Google gets over 3.5 billion searches daily.
Google remains the highest shareholder of the search engine market, with 87.35% of the global search engine market share as of January 2020. Big Data stats for 2020 show that this translates into 1.2 trillion searches yearly, and more than 40,000 search queries per second.
By 2025, it’s estimated that 463 exabytes of data will be created each day globally — that’s the equivalent of 212,765,957 DVDs per day!

Do you know how how big YouTube is?
Let me give you a picture,
The total number of people who use YouTube — 1,300,000,000.
300 hours of video are uploaded to YouTube every minute!
Almost 5 billion videos are watched on YouTube every single day.
YouTube gets over 30 million visitors per day.

Now lets see about the problem of Big Data

Volume

You’re not really in the big data world unless the volume of data is exabytes, petabytes, or more. Big data technology giants like Amazon, Shopify, and other e-commerce platforms get real-time, structured, and unstructured data, lying between terabytes and zettabytes every second from millions of customers especially smartphone users from across the globe. They do near real-time data processing and after running machine learning algorithms to do data analysis on big data.

Velocity

Imagine a machine learning service that is constantly learning from a stream of data, or a social media platform with billions of users posting and uploading photos 24x7x365. Every second, millions of transactions occur, and this means petabytes and zettabytes of data is being transferred from millions of devices to a data center every second. This rate of high volume data inflow per second defines the velocity of data.

Big Data Analytics:

Big Data Analytics largely involves collecting data from different sources, munge it in a way that it becomes available to be consumed by analysts and finally deliver data products useful to the organization business.

The Solution for this problem of enormous amount of Big Data is “Distributed Storage”

We are now reaching a tipping point at which the traditional approach to storage — the use of a stand-alone, specialized storage box — no longer works, for both technical and economic reasons. We need not just faster drives and networks, we need a new approach, a new concept of doing data storage. At present, the best approach to satisfying current demands for storing data seems to be distributed storage.

Now this is an architecture of Distributed Storage.

We have one Main Master Node at center and 8 Slave node who are sharing their resources to the Master Node. Now the master node has the processing power of all the 8 nodes and the storage also.

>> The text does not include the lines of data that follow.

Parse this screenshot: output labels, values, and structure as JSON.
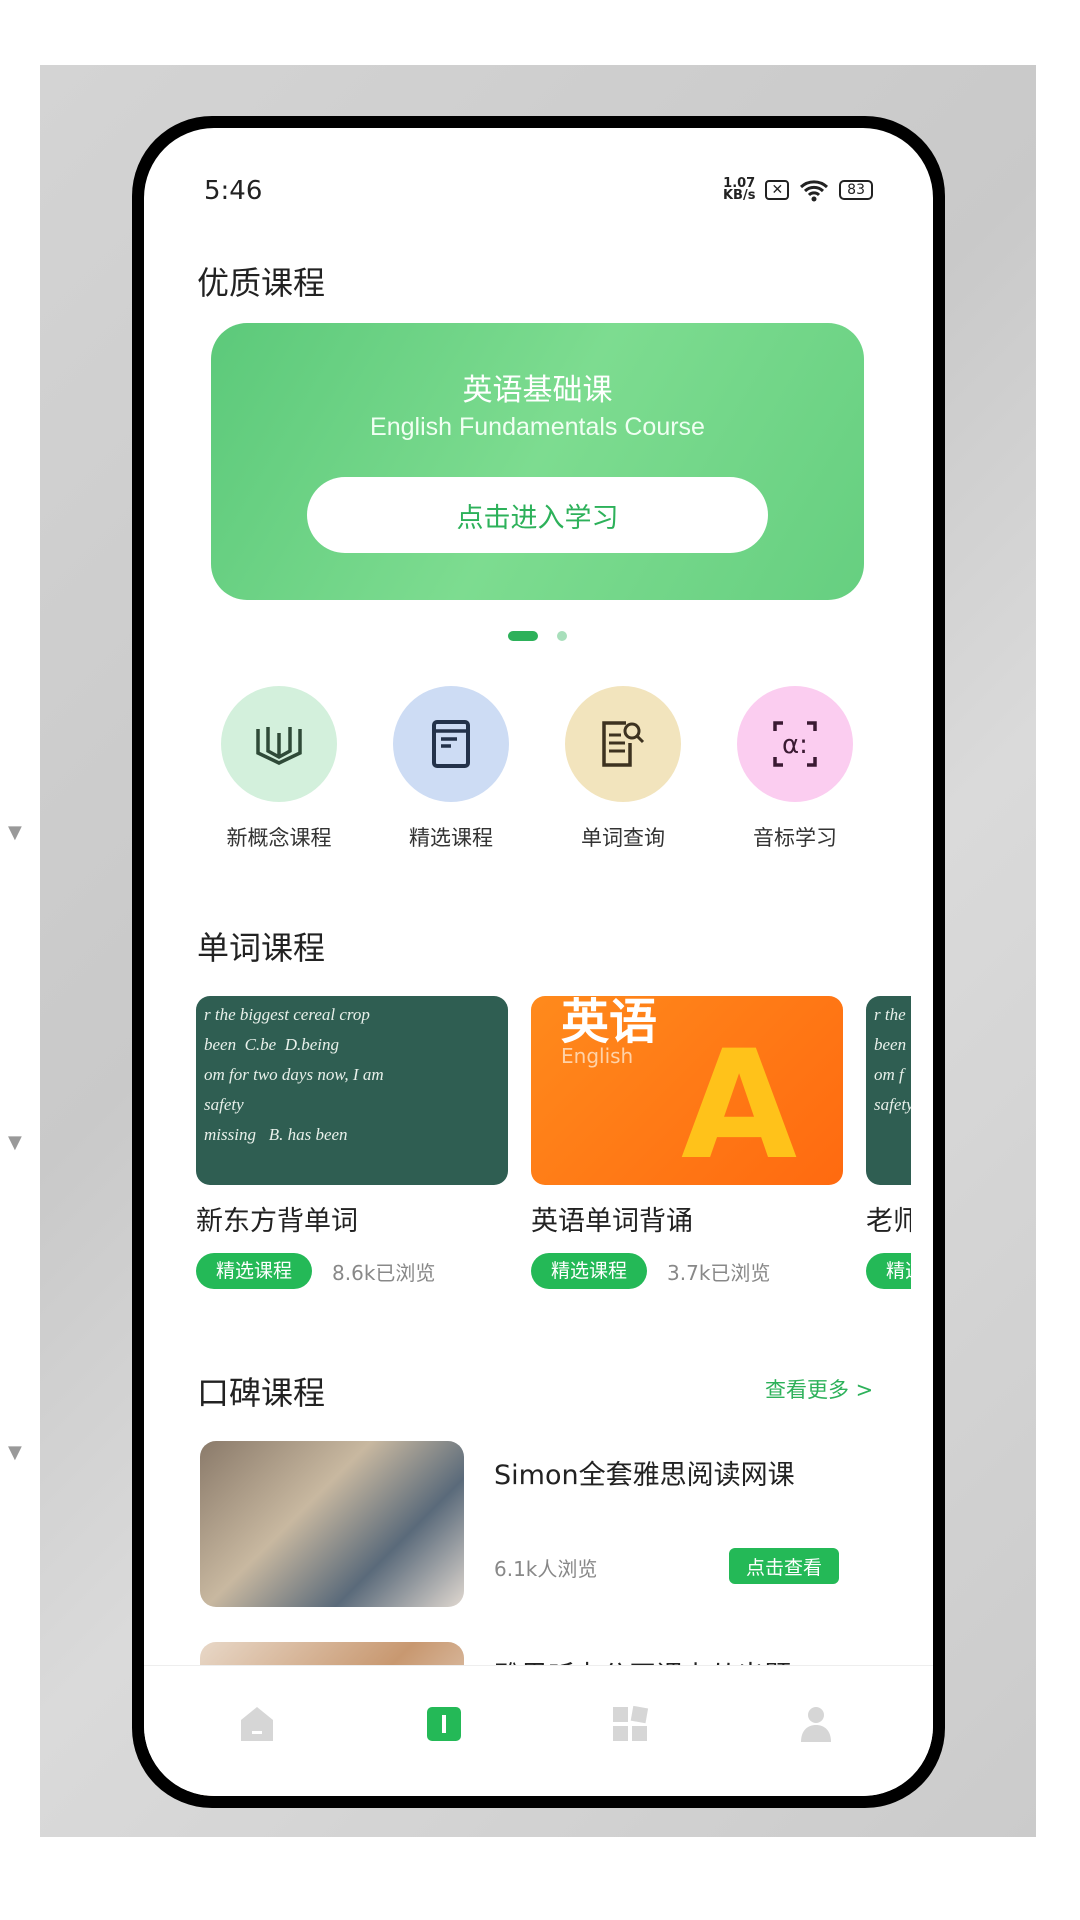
{
  "status_bar": {
    "time": "5:46",
    "net_speed_top": "1.07",
    "net_speed_unit": "KB/s",
    "battery": "83"
  },
  "featured": {
    "title": "优质课程",
    "banner": {
      "title": "英语基础课",
      "subtitle": "English Fundamentals Course",
      "button": "点击进入学习"
    },
    "carousel": {
      "count": 2,
      "active": 0
    }
  },
  "categories": [
    {
      "label": "新概念课程",
      "icon": "open-book-icon",
      "color": "#d3f0dc"
    },
    {
      "label": "精选课程",
      "icon": "book-icon",
      "color": "#cddcf4"
    },
    {
      "label": "单词查询",
      "icon": "document-search-icon",
      "color": "#f2e4bd"
    },
    {
      "label": "音标学习",
      "icon": "phonetic-icon",
      "color": "#fbcdf0"
    }
  ],
  "word_courses": {
    "title": "单词课程",
    "items": [
      {
        "title": "新东方背单词",
        "tag": "精选课程",
        "views": "8.6k已浏览"
      },
      {
        "title": "英语单词背诵",
        "tag": "精选课程",
        "views": "3.7k已浏览",
        "image_text": "英语",
        "image_sub": "English"
      },
      {
        "title": "老师",
        "tag": "精选课程",
        "views": ""
      }
    ]
  },
  "popular": {
    "title": "口碑课程",
    "more": "查看更多 >",
    "items": [
      {
        "title": "Simon全套雅思阅读网课",
        "views": "6.1k人浏览",
        "button": "点击查看"
      },
      {
        "title": "雅思听力公开课上从出题"
      }
    ]
  },
  "nav": {
    "items": [
      "home-icon",
      "course-icon",
      "apps-icon",
      "profile-icon"
    ],
    "active": 1,
    "accent": "#24b957",
    "inactive": "#d6d6d6"
  }
}
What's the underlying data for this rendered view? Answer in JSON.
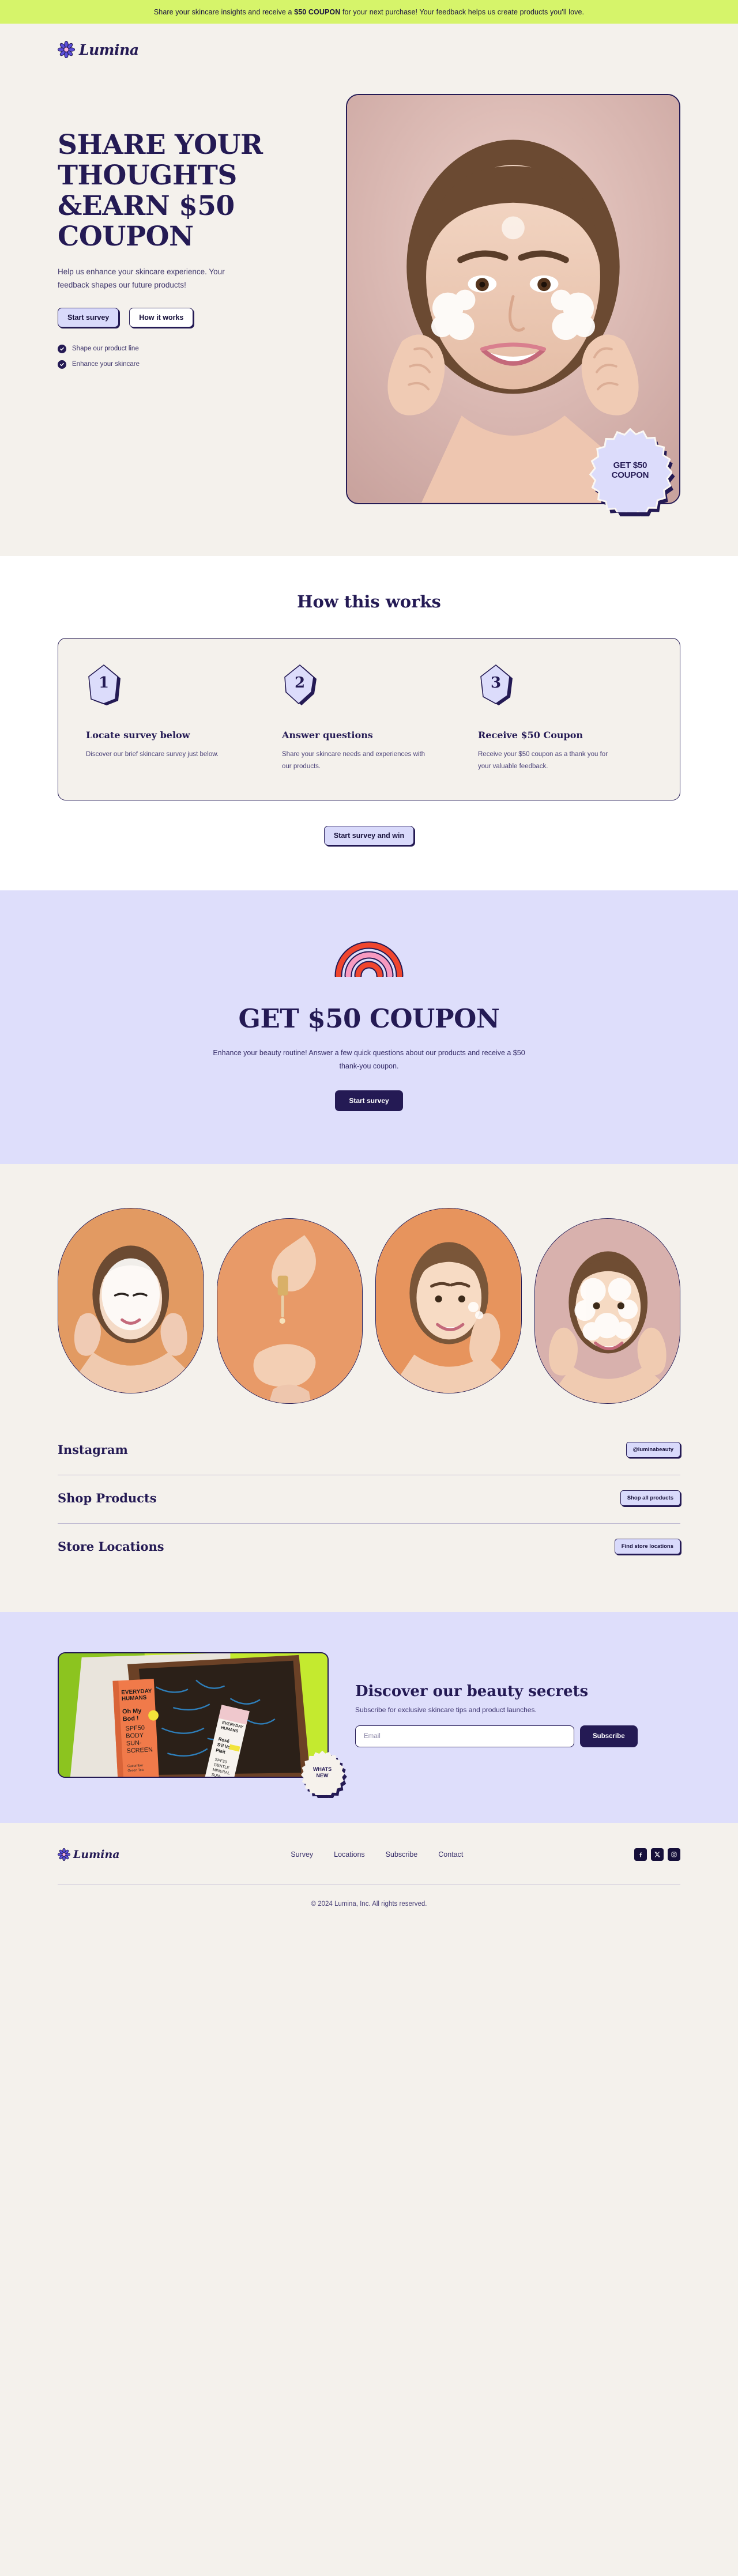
{
  "announcement": {
    "pre": "Share your skincare insights and receive a ",
    "bold": "$50 COUPON",
    "post": " for your next purchase! Your feedback helps us create products you'll love."
  },
  "header": {
    "brand": "Lumina",
    "logo_icon": "flower-icon"
  },
  "hero": {
    "title": "SHARE YOUR THOUGHTS &EARN $50 COUPON",
    "subtitle": "Help us enhance your skincare experience. Your feedback shapes our future products!",
    "primary_button": "Start survey",
    "secondary_button": "How it works",
    "checks": [
      "Shape our product line",
      "Enhance your skincare"
    ],
    "badge_line1": "GET $50",
    "badge_line2": "COUPON",
    "image_alt": "woman-applying-facial-cleanser"
  },
  "how": {
    "title": "How this works",
    "steps": [
      {
        "num": "1",
        "title": "Locate survey below",
        "desc": "Discover our brief skincare survey just below."
      },
      {
        "num": "2",
        "title": "Answer questions",
        "desc": "Share your skincare needs and experiences with our products."
      },
      {
        "num": "3",
        "title": "Receive $50 Coupon",
        "desc": "Receive your $50 coupon as a thank you for your valuable feedback."
      }
    ],
    "cta": "Start survey and win"
  },
  "band": {
    "icon": "rainbow-icon",
    "title": "GET $50 COUPON",
    "subtitle": "Enhance your beauty routine! Answer a few quick questions about our products and receive a $50 thank-you coupon.",
    "button": "Start survey"
  },
  "gallery": {
    "items": [
      {
        "alt": "woman-with-cream-mask"
      },
      {
        "alt": "hand-holding-serum-dropper"
      },
      {
        "alt": "woman-applying-moisturizer"
      },
      {
        "alt": "woman-with-foam-cleanser"
      }
    ]
  },
  "link_rows": [
    {
      "title": "Instagram",
      "action": "@luminabeauty"
    },
    {
      "title": "Shop Products",
      "action": "Shop all products"
    },
    {
      "title": "Store Locations",
      "action": "Find store locations"
    }
  ],
  "newsletter": {
    "image_alt": "sunscreen-product-box",
    "badge_line1": "WHATS",
    "badge_line2": "NEW",
    "title": "Discover our beauty secrets",
    "subtitle": "Subscribe for exclusive skincare tips and product launches.",
    "input_placeholder": "Email",
    "input_value": "",
    "button": "Subscribe"
  },
  "footer": {
    "brand": "Lumina",
    "nav": [
      "Survey",
      "Locations",
      "Subscribe",
      "Contact"
    ],
    "social": [
      "facebook-icon",
      "x-icon",
      "instagram-icon"
    ],
    "copyright": "© 2024 Lumina, Inc. All rights reserved."
  },
  "colors": {
    "cream": "#f4f1ec",
    "lime": "#d6f46a",
    "navy": "#241a54",
    "lavender": "#dedefb",
    "lavender_light": "#d9dafb"
  }
}
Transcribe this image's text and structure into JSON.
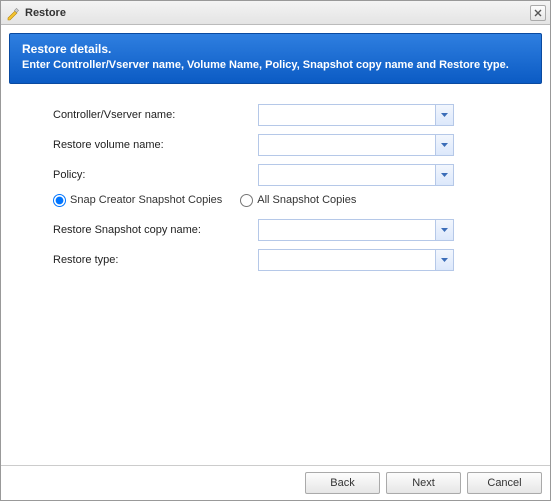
{
  "window": {
    "title": "Restore"
  },
  "banner": {
    "title": "Restore details.",
    "subtitle": "Enter Controller/Vserver name, Volume Name, Policy, Snapshot copy name and Restore type."
  },
  "form": {
    "controller_label": "Controller/Vserver name:",
    "controller_value": "",
    "volume_label": "Restore volume name:",
    "volume_value": "",
    "policy_label": "Policy:",
    "policy_value": "",
    "radio_snap_creator": "Snap Creator Snapshot Copies",
    "radio_all": "All Snapshot Copies",
    "snapshot_label": "Restore Snapshot copy name:",
    "snapshot_value": "",
    "restoretype_label": "Restore type:",
    "restoretype_value": ""
  },
  "buttons": {
    "back": "Back",
    "next": "Next",
    "cancel": "Cancel"
  }
}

This distributed storage solves our problem of Volume and Velocity. Any data which will be stored here will be divided into this slave nodes. So upon the time of retrieval it will be superfast.

Technologies:

Some technologies which we use for handling such large data and migration,manipulation are

  1. Apache Hadoop
  2. Cassandra
  3. Mongo DB
  4. Apache Hive

and the list goes on

Underlying job of all the technologies is the same “To process the data faster and store it effectively with minimum cost and fastest response.”